Ask HN: Anyone monetizing their sideproject with direct ads / sponsorships? - softwareqrafter
======
Urgo
Yes! My side project turned into my day job several years ago but to this day
one of the largest source of income it brings in is from ads. I now use more
of a niche ad network provider to serve our ads but at the beginning
everything was google adsense. While its true that day 1 ads didn't generate
enough to cover costs but since I self hosted and worked hard to optimize
everything I didn't have huge AWS bills to pay and costs were really low
anyway. It was only six month ago that we finally made the jump to the cloud.

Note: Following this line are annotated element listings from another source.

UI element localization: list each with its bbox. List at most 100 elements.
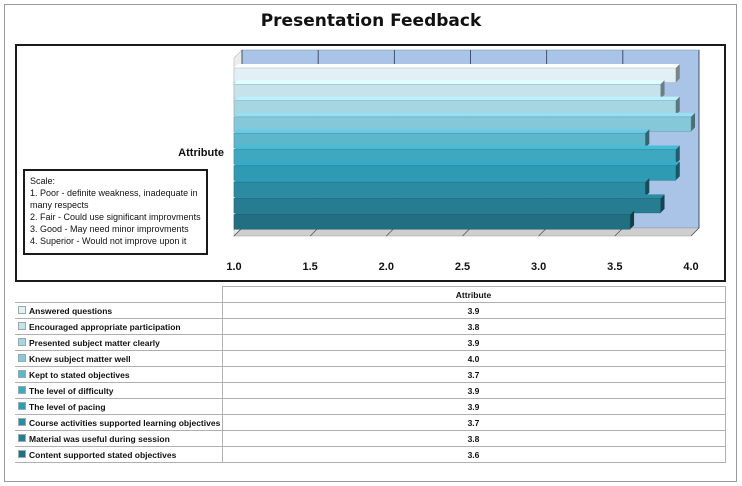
table-category-label: Course activities supported learning obj… (29, 417, 221, 428)
legend-swatch-icon (18, 401, 26, 410)
bar-9 (233, 194, 665, 214)
table-row: Presented subject matter clearly 3.9 (15, 334, 726, 351)
x-tick-label: 1.0 (226, 261, 242, 273)
table-value-cell: 3.6 (221, 446, 726, 463)
legend-swatch-icon (18, 417, 26, 426)
table-value-cell: 3.9 (221, 302, 726, 319)
table-value-cell: 3.7 (221, 414, 726, 431)
table-row: The level of pacing 3.9 (15, 398, 726, 415)
x-gridline-floor (690, 227, 700, 237)
x-tick-label: 2.0 (378, 261, 394, 273)
bar-top-face (234, 80, 665, 85)
bar-top-face (234, 112, 695, 117)
table-header-cell: Attribute (221, 286, 726, 303)
table-category-cell: Encouraged appropriate participation (15, 318, 223, 335)
table-row: Encouraged appropriate participation 3.8 (15, 318, 726, 335)
table-value-cell: 4.0 (221, 350, 726, 367)
table-category-cell: Knew subject matter well (15, 350, 223, 367)
bar-10 (233, 210, 635, 230)
table-value-cell: 3.7 (221, 366, 726, 383)
table-value-cell: 3.9 (221, 382, 726, 399)
table-category-label: The level of pacing (29, 401, 106, 412)
bar-top-face (234, 129, 650, 134)
legend-swatch-icon (18, 369, 26, 378)
table-row: Knew subject matter well 4.0 (15, 350, 726, 367)
table-category-cell: Kept to stated objectives (15, 366, 223, 383)
scale-line-3: 3. Good - May need minor improvments (30, 224, 189, 234)
x-tick-label: 2.5 (454, 261, 471, 273)
legend-swatch-icon (18, 385, 26, 394)
table-row: Kept to stated objectives 3.7 (15, 366, 726, 383)
bar-top-face (234, 194, 665, 199)
bar-end-face (675, 161, 680, 181)
scale-legend-box: Scale: 1. Poor - definite weakness, inad… (23, 169, 208, 255)
table-category-label: Kept to stated objectives (29, 369, 130, 380)
bar-top-face (234, 178, 650, 183)
bar-end-face (660, 80, 665, 99)
bar-end-face (660, 194, 665, 213)
table-header-row: Attribute (15, 286, 726, 303)
table-row: Content supported stated objectives 3.6 (15, 446, 726, 463)
table-category-cell: The level of pacing (15, 398, 223, 415)
table-category-cell: Content supported stated objectives (15, 446, 223, 463)
table-row: Answered questions 3.9 (15, 302, 726, 319)
bar-5 (233, 129, 650, 148)
table-row: The level of difficulty 3.9 (15, 382, 726, 399)
legend-swatch-icon (18, 337, 26, 346)
table-category-label: Material was useful during session (29, 433, 170, 444)
table-category-label: Encouraged appropriate participation (29, 321, 181, 332)
scale-line-1: 1. Poor - definite weakness, inadequate … (30, 188, 198, 210)
table-category-label: Answered questions (29, 305, 113, 316)
legend-swatch-icon (18, 433, 26, 442)
bar-6 (233, 145, 680, 165)
y-axis-label: Attribute (178, 147, 224, 159)
table-category-cell: Answered questions (15, 302, 223, 319)
table-category-label: Knew subject matter well (29, 353, 131, 364)
table-value-cell: 3.8 (221, 318, 726, 335)
table-category-cell: Material was useful during session (15, 430, 223, 447)
chart-title: Presentation Feedback (260, 11, 482, 31)
bar-7 (233, 161, 680, 181)
plot-area-border (15, 44, 726, 282)
bar-2 (233, 80, 665, 100)
bar-top-face (234, 96, 680, 101)
scale-line-4: 4. Superior - Would not improve upon it (30, 236, 187, 246)
table-category-label: Content supported stated objectives (29, 449, 177, 460)
bar-top-face (234, 161, 680, 166)
table-row: Material was useful during session 3.8 (15, 430, 726, 447)
bar-end-face (691, 112, 695, 132)
table-category-cell: Course activities supported learning obj… (15, 414, 223, 431)
bar-1 (233, 64, 680, 83)
table-category-label: Presented subject matter clearly (29, 337, 160, 348)
table-value-cell: 3.9 (221, 398, 726, 415)
bar-8 (233, 178, 650, 197)
bar-end-face (675, 145, 680, 164)
table-corner-cell (15, 286, 223, 303)
x-tick-label: 1.5 (302, 261, 318, 273)
bar-end-face (675, 96, 680, 116)
x-tick-label: 3.5 (607, 261, 623, 273)
table-value-cell: 3.9 (221, 334, 726, 351)
table-value-cell: 3.8 (221, 430, 726, 447)
table-category-cell: Presented subject matter clearly (15, 334, 223, 351)
table-category-label: The level of difficulty (29, 385, 114, 396)
bar-4 (233, 112, 695, 132)
bar-end-face (645, 178, 650, 197)
bar-top-face (234, 210, 635, 215)
table-row: Course activities supported learning obj… (15, 414, 726, 431)
scale-heading: Scale: (30, 176, 56, 186)
data-table: Attribute Answered questions 3.9 Encoura… (15, 286, 726, 463)
x-tick-label: 4.0 (683, 261, 699, 273)
scale-line-2: 2. Fair - Could use significant improvme… (30, 212, 201, 222)
x-tick-label: 3.0 (531, 261, 547, 273)
bar-3 (233, 96, 680, 116)
bar-end-face (645, 129, 650, 148)
bar-front-face (233, 214, 631, 230)
bar-end-face (675, 64, 680, 83)
bar-top-face (234, 145, 680, 150)
bar-end-face (630, 210, 635, 230)
bar-top-face (234, 64, 680, 68)
legend-swatch-icon (18, 305, 26, 314)
legend-swatch-icon (18, 321, 26, 330)
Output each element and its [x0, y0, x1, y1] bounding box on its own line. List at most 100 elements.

Anyway the point is, at least if you're not targeting an user base that has ad
block enabled, ads, and I'm not talking about annoying ads, still can work
just fine. What we do is offer our users a fairly cheap subscription option to
disable the ads too along with getting some extra features so a lot of people
jumped on that too... but I love being able to offer most of our services to
everyone without any cost so thank you advertisers!

------
mattbgates
While I charge for some sideprojects, I can't really do that for the blog I
run. Since it is semi-popular, it runs ads and I charge for text ads, about $5
a month. Before it was popular, I was only charging $2 a month, but when I
began to see a demand to be on certain pages, I increased the price just
slightly. I don't get too many, but I've had a few buyers. I don't personally
keep the money, it usually just goes right back into the hosting costs. So I
still have to go to my day job to make up for the mortgage, credit card, gas,
etc.

The money makers on the website are the banner ads, though lately, it seems
like the more visitors I get, the less money I make. When I was getting far
less, I was making more. Go figure that one out.

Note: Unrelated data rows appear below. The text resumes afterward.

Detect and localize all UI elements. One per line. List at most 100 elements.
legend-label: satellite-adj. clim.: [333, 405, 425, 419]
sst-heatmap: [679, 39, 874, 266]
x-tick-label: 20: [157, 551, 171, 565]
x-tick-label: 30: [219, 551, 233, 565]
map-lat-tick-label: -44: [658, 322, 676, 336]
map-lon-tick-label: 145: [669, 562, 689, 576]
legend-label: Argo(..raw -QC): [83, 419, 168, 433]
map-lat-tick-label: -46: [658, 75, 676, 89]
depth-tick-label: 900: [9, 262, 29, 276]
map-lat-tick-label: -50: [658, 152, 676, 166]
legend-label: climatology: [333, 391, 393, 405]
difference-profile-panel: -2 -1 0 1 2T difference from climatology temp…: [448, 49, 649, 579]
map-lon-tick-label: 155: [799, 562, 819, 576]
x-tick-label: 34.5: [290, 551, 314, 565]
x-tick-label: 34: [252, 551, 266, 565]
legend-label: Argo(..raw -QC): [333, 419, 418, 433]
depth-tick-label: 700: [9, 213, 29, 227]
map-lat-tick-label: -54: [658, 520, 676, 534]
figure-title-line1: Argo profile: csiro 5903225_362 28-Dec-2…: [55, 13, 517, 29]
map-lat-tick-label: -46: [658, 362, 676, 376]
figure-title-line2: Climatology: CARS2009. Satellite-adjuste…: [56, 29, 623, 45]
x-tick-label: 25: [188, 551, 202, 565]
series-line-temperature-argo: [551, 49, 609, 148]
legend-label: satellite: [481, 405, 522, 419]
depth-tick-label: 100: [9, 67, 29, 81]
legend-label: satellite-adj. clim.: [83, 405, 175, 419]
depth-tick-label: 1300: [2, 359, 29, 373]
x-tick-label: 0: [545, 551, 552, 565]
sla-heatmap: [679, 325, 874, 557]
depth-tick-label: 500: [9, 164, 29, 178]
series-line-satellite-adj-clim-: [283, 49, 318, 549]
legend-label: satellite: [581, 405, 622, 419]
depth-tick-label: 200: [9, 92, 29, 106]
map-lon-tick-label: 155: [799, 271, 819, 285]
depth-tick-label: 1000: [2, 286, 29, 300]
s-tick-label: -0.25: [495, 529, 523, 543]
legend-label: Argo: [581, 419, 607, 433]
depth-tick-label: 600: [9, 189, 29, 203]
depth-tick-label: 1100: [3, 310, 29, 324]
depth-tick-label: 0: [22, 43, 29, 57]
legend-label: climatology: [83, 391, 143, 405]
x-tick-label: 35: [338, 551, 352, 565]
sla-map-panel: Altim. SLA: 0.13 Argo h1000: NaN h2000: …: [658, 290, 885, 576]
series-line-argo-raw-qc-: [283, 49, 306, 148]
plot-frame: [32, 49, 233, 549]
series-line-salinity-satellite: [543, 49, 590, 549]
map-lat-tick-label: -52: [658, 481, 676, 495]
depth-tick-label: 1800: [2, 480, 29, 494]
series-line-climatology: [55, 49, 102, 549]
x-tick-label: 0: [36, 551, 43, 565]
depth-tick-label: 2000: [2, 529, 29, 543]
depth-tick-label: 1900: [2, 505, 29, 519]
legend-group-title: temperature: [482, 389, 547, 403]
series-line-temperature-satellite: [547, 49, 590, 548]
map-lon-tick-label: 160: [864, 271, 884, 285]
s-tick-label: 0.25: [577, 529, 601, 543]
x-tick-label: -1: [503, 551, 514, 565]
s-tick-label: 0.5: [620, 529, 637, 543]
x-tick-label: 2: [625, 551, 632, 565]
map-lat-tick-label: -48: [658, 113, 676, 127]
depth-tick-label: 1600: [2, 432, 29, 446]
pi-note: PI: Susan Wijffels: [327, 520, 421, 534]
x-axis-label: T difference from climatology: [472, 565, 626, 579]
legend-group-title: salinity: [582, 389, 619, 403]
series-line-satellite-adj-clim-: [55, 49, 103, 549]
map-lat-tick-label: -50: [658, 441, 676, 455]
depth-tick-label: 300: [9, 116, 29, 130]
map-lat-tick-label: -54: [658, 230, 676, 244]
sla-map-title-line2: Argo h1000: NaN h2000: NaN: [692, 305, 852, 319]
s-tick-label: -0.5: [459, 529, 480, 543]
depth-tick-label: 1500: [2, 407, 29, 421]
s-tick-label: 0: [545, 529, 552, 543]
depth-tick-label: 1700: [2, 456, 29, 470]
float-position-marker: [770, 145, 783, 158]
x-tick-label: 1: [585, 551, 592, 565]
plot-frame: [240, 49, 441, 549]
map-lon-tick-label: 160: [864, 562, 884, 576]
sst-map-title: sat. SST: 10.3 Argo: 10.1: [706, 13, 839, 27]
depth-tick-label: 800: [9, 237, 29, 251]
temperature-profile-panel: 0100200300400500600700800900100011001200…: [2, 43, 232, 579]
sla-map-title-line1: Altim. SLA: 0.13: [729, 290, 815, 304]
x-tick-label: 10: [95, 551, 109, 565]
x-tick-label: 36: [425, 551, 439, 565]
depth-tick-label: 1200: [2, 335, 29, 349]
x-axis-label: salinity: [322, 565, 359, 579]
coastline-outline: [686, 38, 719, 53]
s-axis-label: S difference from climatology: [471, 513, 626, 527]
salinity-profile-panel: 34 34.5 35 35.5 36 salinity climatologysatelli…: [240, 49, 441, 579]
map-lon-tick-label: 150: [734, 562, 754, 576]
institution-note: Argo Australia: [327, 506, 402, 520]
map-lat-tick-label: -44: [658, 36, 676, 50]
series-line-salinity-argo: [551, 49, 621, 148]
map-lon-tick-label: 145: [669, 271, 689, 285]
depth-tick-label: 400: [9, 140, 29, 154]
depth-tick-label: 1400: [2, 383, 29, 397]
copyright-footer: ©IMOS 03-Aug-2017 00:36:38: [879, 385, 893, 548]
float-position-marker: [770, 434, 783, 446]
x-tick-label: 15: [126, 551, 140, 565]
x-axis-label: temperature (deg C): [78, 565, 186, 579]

[http://confessionsoftheprofessions.com/](http://confessionsoftheprofessions.com/)

------
justifier
I am unable to answer your questions for you, but I wanted to talk on the
topic because it is something I've been thinking a lot about lately

There recently was a lot of talk and reporting surrounding YouTube 'changing
their algorithm' and hurting a lot of YouTubers I watch frequently

One of my thoughts was that unfortunately the best solution would probably
mean content creators would need to seek their own advertising'sponsorships

I can tell you the only ads I have clicked on in any recent memory are all,
every single ad, of the ones that 3blue1brown places at the end of thaer
videos(o)

Considerate effort like this really made me think how inconsiderate and
detrimental the current hands off one size fits all ad networks are

Some content creators will surely protest 'im a creator stead a salesman'
which is a fair complaint but I'd argue 3blue1brown really brings an artistry
to the personal ad network the channel is creating.. self curated ads has the
potential to be another medium of self expression

(o)
[https://youtu.be/mvmuCPvRoWQ?t=22m41s](https://youtu.be/mvmuCPvRoWQ?t=22m41s)

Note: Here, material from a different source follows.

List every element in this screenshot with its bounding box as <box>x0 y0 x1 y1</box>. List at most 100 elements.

.. an aside: the ad that YouTube ran in front of the video I linked when I
first clicked on it was offensive and jarring, it depicted an animated Albert
Einstein literally scribbling on a black board while a student looked on in
dread and three words came in the screen, two of which I can remember 'math
___ sucks' the middle was either: teachers, lessons, or tutors; this ad
actually upset me.. contrast that with this great 3blue1brown ad(i) and I am
more confident in my conviction that a new collective effort in this direction
would be both beneficial to all parties and is seemingly compelled by the
momentum of inevitably

(i)
[https://youtu.be/gB9n2gHsHN4?t=19m52s](https://youtu.be/gB9n2gHsHN4?t=19m52s)

------
chrisfrantz
Just starting this process on a side project. Currently reaching out to
advertisers I think would be a good fit. Too bad there's not a more premium
google ad sense for niche verticals.

------
softwareqrafter
* How are you doing it? * How much do you know how to charge? * Do you recommend it as a way of monetising your (side)project?